No entanto, a permissão não foi concedida quando o ginecologista perguntou sobre seu relacionamento. Ela disse ao médico que seu companheiro, com quem se relacionava há apenas 3 meses, definitivamente não queria filhos e já havia feito vasectomia.

Mulher branca de cabelos escuros abraçada com homem branco, com barba, gorro cinza e blusa vermelha. Ambos sorriem.
Megan e seu parceiro Ashley concordam que não querem filhos - Megan Stanley

Diante dessa informação, o médico respondeu que, se o parceiro já tinha feito vasectomia, então ela não precisava fazer um novo procedimento. "Por que o que acontece com meu corpo deveria ser ligado a o que ele fez com o dele?", questiona.

Ela também diz que algumas pessoas a pintaram como "uma pessoa que odeia crianças ou uma pessoa má". "Acho que não querer filhos é apenas uma coisa inerente a quem eu sou", disse ela.

Megan reclama de menstruações dolorosas e diz ser "cruel" passar pelo "sofrimento todos os meses por uma função corporal" que ela sente que não precisa.

"Cheguei ao ponto em que anseio pela menopausa. É o que eu mais quero hoje", afirma.

'Egoísmo'

Fiona Powley conta que sabia que não queria ser mãe desde os 12 anos, depois de ver sua própria mãe tendo problemas com a maternidade. "Achava que a maternidade não parecia algo muito divertido", lembra.

Agora com 49 anos, Fiona dirige o grupo Bristol Childfree Women e, embora esteja tendo sintomas da menopausa, ela "não tem uma sensação de pânico" por não ter tido filhos: "É muito confortável", disse.

Mulher branca de cabelos escuros sorri para a câmera. Ela veste um casaco escuro e um cachecol roxo.
Fiona Powley assumiu a direção do grupo Bristol Childfree Women há 12 anos - Fiona Powley

Ironicamente, Fiona agora olha para sua vida e pensa que poderia ter feito "um bom trabalho como mãe", mas que "nunca quis isso o suficiente".

No entanto, assim como Caroline e Megan, ela conta que, às vezes, quando diz que escolheu não ter filhos, novas pessoas que conhece reagem negativamente a isso.
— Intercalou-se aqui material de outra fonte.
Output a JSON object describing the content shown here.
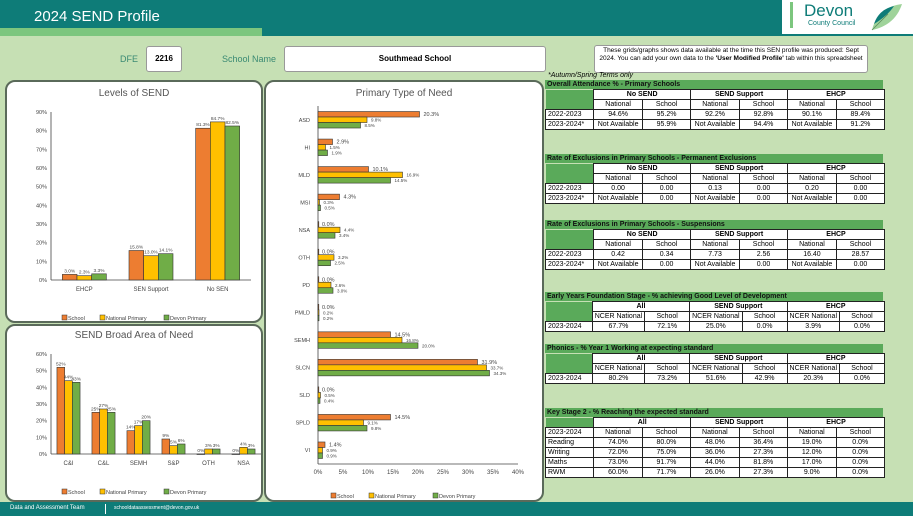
{
  "header": {
    "title": "2024 SEND Profile",
    "logo_main": "Devon",
    "logo_sub": "County Council"
  },
  "form": {
    "dfe_label": "DFE",
    "dfe_value": "2216",
    "school_label": "School Name",
    "school_value": "Southmead School",
    "note_part1": "These grids/graphs shows data available at the time this SEN profile was produced: Sept 2024.  You can add your own data to the ",
    "note_bold": "'User Modified Profile'",
    "note_part2": " tab within this spreadsheet",
    "autumn_note": "*Autumn/Spring Terms only"
  },
  "colors": {
    "school": "#ed7d31",
    "national": "#ffc000",
    "devon": "#70ad47"
  },
  "legend": [
    "School",
    "National Primary",
    "Devon Primary"
  ],
  "chart_data": [
    {
      "id": "levels",
      "type": "bar",
      "title": "Levels of SEND",
      "categories": [
        "EHCP",
        "SEN Support",
        "No SEN"
      ],
      "series": [
        {
          "name": "School",
          "values": [
            3.0,
            15.8,
            81.3
          ]
        },
        {
          "name": "National Primary",
          "values": [
            2.3,
            13.0,
            84.7
          ]
        },
        {
          "name": "Devon Primary",
          "values": [
            3.3,
            14.1,
            82.5
          ]
        }
      ],
      "labels": [
        [
          "3.0%",
          "15.8%",
          "81.3%"
        ],
        [
          "2.3%",
          "13.0%",
          "84.7%"
        ],
        [
          "3.3%",
          "14.1%",
          "82.5%"
        ]
      ],
      "ylim": [
        0,
        90
      ],
      "yticks": [
        "0%",
        "10%",
        "20%",
        "30%",
        "40%",
        "50%",
        "60%",
        "70%",
        "80%",
        "90%"
      ],
      "legend": "bottom"
    },
    {
      "id": "broad",
      "type": "bar",
      "title": "SEND Broad Area of Need",
      "categories": [
        "C&I",
        "C&L",
        "SEMH",
        "S&P",
        "OTH",
        "NSA"
      ],
      "series": [
        {
          "name": "School",
          "values": [
            52,
            25,
            14,
            9,
            0,
            0
          ]
        },
        {
          "name": "National Primary",
          "values": [
            44,
            27,
            17,
            5,
            3,
            4
          ]
        },
        {
          "name": "Devon Primary",
          "values": [
            43,
            25,
            20,
            6,
            3,
            3
          ]
        }
      ],
      "labels": [
        [
          "52%",
          "25%",
          "14%",
          "9%",
          "0%",
          "0%"
        ],
        [
          "44%",
          "27%",
          "17%",
          "5%",
          "3%",
          "4%"
        ],
        [
          "43%",
          "25%",
          "20%",
          "6%",
          "3%",
          "3%"
        ]
      ],
      "ylim": [
        0,
        60
      ],
      "yticks": [
        "0%",
        "10%",
        "20%",
        "30%",
        "40%",
        "50%",
        "60%"
      ],
      "legend": "bottom"
    },
    {
      "id": "ptype",
      "type": "bar",
      "orientation": "horizontal",
      "title": "Primary Type of Need",
      "categories": [
        "ASD",
        "HI",
        "MLD",
        "MSI",
        "NSA",
        "OTH",
        "PD",
        "PMLD",
        "SEMH",
        "SLCN",
        "SLD",
        "SPLD",
        "VI"
      ],
      "series": [
        {
          "name": "School",
          "values": [
            20.3,
            2.9,
            10.1,
            4.3,
            0.0,
            0.0,
            0.0,
            0.0,
            14.5,
            31.9,
            0.0,
            14.5,
            1.4
          ]
        },
        {
          "name": "National Primary",
          "values": [
            9.8,
            1.5,
            16.9,
            0.3,
            4.4,
            3.2,
            2.6,
            0.2,
            16.8,
            33.7,
            0.5,
            9.1,
            0.9
          ]
        },
        {
          "name": "Devon Primary",
          "values": [
            8.5,
            1.9,
            14.5,
            0.5,
            3.4,
            2.5,
            3.0,
            0.2,
            20.0,
            34.3,
            0.4,
            9.8,
            0.9
          ]
        }
      ],
      "xlim": [
        0,
        40
      ],
      "xticks": [
        "0%",
        "5%",
        "10%",
        "15%",
        "20%",
        "25%",
        "30%",
        "35%",
        "40%"
      ],
      "legend": "bottom"
    }
  ],
  "tables": {
    "attendance": {
      "title": "Overall Attendance % - Primary Schools",
      "groups": [
        "No SEND",
        "SEND Support",
        "EHCP"
      ],
      "subheaders": [
        "National",
        "School",
        "National",
        "School",
        "National",
        "School"
      ],
      "rows": [
        {
          "label": "2022-2023",
          "values": [
            "94.6%",
            "95.2%",
            "92.2%",
            "92.8%",
            "90.1%",
            "89.4%"
          ]
        },
        {
          "label": "2023-2024*",
          "values": [
            "Not Available",
            "95.9%",
            "Not Available",
            "94.4%",
            "Not Available",
            "91.2%"
          ]
        }
      ]
    },
    "perm_exclusions": {
      "title": "Rate of Exclusions in Primary Schools - Permanent Exclusions",
      "groups": [
        "No SEND",
        "SEND Support",
        "EHCP"
      ],
      "subheaders": [
        "National",
        "School",
        "National",
        "School",
        "National",
        "School"
      ],
      "rows": [
        {
          "label": "2022-2023",
          "values": [
            "0.00",
            "0.00",
            "0.13",
            "0.00",
            "0.20",
            "0.00"
          ]
        },
        {
          "label": "2023-2024*",
          "values": [
            "Not Available",
            "0.00",
            "Not Available",
            "0.00",
            "Not Available",
            "0.00"
          ]
        }
      ]
    },
    "suspensions": {
      "title": "Rate of Exclusions in Primary Schools - Suspensions",
      "groups": [
        "No SEND",
        "SEND Support",
        "EHCP"
      ],
      "subheaders": [
        "National",
        "School",
        "National",
        "School",
        "National",
        "School"
      ],
      "rows": [
        {
          "label": "2022-2023",
          "values": [
            "0.42",
            "0.34",
            "7.73",
            "2.56",
            "16.40",
            "28.57"
          ]
        },
        {
          "label": "2023-2024*",
          "values": [
            "Not Available",
            "0.00",
            "Not Available",
            "0.00",
            "Not Available",
            "0.00"
          ]
        }
      ]
    },
    "eyfs": {
      "title": "Early Years Foundation Stage - % achieving Good Level of Development",
      "groups": [
        "All",
        "SEND Support",
        "EHCP"
      ],
      "subheaders": [
        "NCER National",
        "School",
        "NCER National",
        "School",
        "NCER National",
        "School"
      ],
      "rows": [
        {
          "label": "2023-2024",
          "values": [
            "67.7%",
            "72.1%",
            "25.0%",
            "0.0%",
            "3.9%",
            "0.0%"
          ]
        }
      ]
    },
    "phonics": {
      "title": "Phonics - % Year 1 Working at expecting standard",
      "groups": [
        "All",
        "SEND Support",
        "EHCP"
      ],
      "subheaders": [
        "NCER National",
        "School",
        "NCER National",
        "School",
        "NCER National",
        "School"
      ],
      "rows": [
        {
          "label": "2023-2024",
          "values": [
            "80.2%",
            "73.2%",
            "51.6%",
            "42.9%",
            "20.3%",
            "0.0%"
          ]
        }
      ]
    },
    "ks2": {
      "title": "Key Stage 2 - % Reaching the expected standard",
      "groups": [
        "All",
        "SEND Support",
        "EHCP"
      ],
      "year": "2023-2024",
      "subheaders": [
        "National",
        "School",
        "National",
        "School",
        "National",
        "School"
      ],
      "rows": [
        {
          "label": "Reading",
          "values": [
            "74.0%",
            "80.0%",
            "48.0%",
            "36.4%",
            "19.0%",
            "0.0%"
          ]
        },
        {
          "label": "Writing",
          "values": [
            "72.0%",
            "75.0%",
            "36.0%",
            "27.3%",
            "12.0%",
            "0.0%"
          ]
        },
        {
          "label": "Maths",
          "values": [
            "73.0%",
            "91.7%",
            "44.0%",
            "81.8%",
            "17.0%",
            "0.0%"
          ]
        },
        {
          "label": "RWM",
          "values": [
            "60.0%",
            "71.7%",
            "26.0%",
            "27.3%",
            "9.0%",
            "0.0%"
          ]
        }
      ]
    }
  },
  "footer": {
    "team": "Data and Assessment Team",
    "email": "schooldataassessment@devon.gov.uk"
  }
}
"Já me disseram que vou me arrepender. Qual o seu sentido de existir? Se você não tem filhos, você não é válida como mulher", diz Fiona. Ela já foi até chamada de "egoísta", e alguns questionaram quem cuidará dela quando ela envelhecer.

"É quase como se as pessoas se sentissem desconfortáveis", disse ela. "Provavelmente é porque nunca lhes ocorreu que elas também tinham escolha."

Fiona destaca que há muitos motivos pelos quais as pessoas decidem não ter filhos.

Olhando para trás, ela acha que seus próprios motivos eram "provavelmente pouco saudáveis", mas ela sabe que não vai "acordar de repente como uma velha senhora e sentir amargura e arrependimento".

'É uma questão de escolha'

Caroline avalia que, caso tivesse tido filhos, seria uma "mãe ressentida".

Para ela, há "várias vantagens" em não se ter filhos, como concentrar seu tempo no relacionamento com o marido e em seus hobbies.

Megan concorda: "Há muita alegria em não ter filhos. Não se trata apenas de liberdade e dinheiro. É uma questão de escolha", afirma.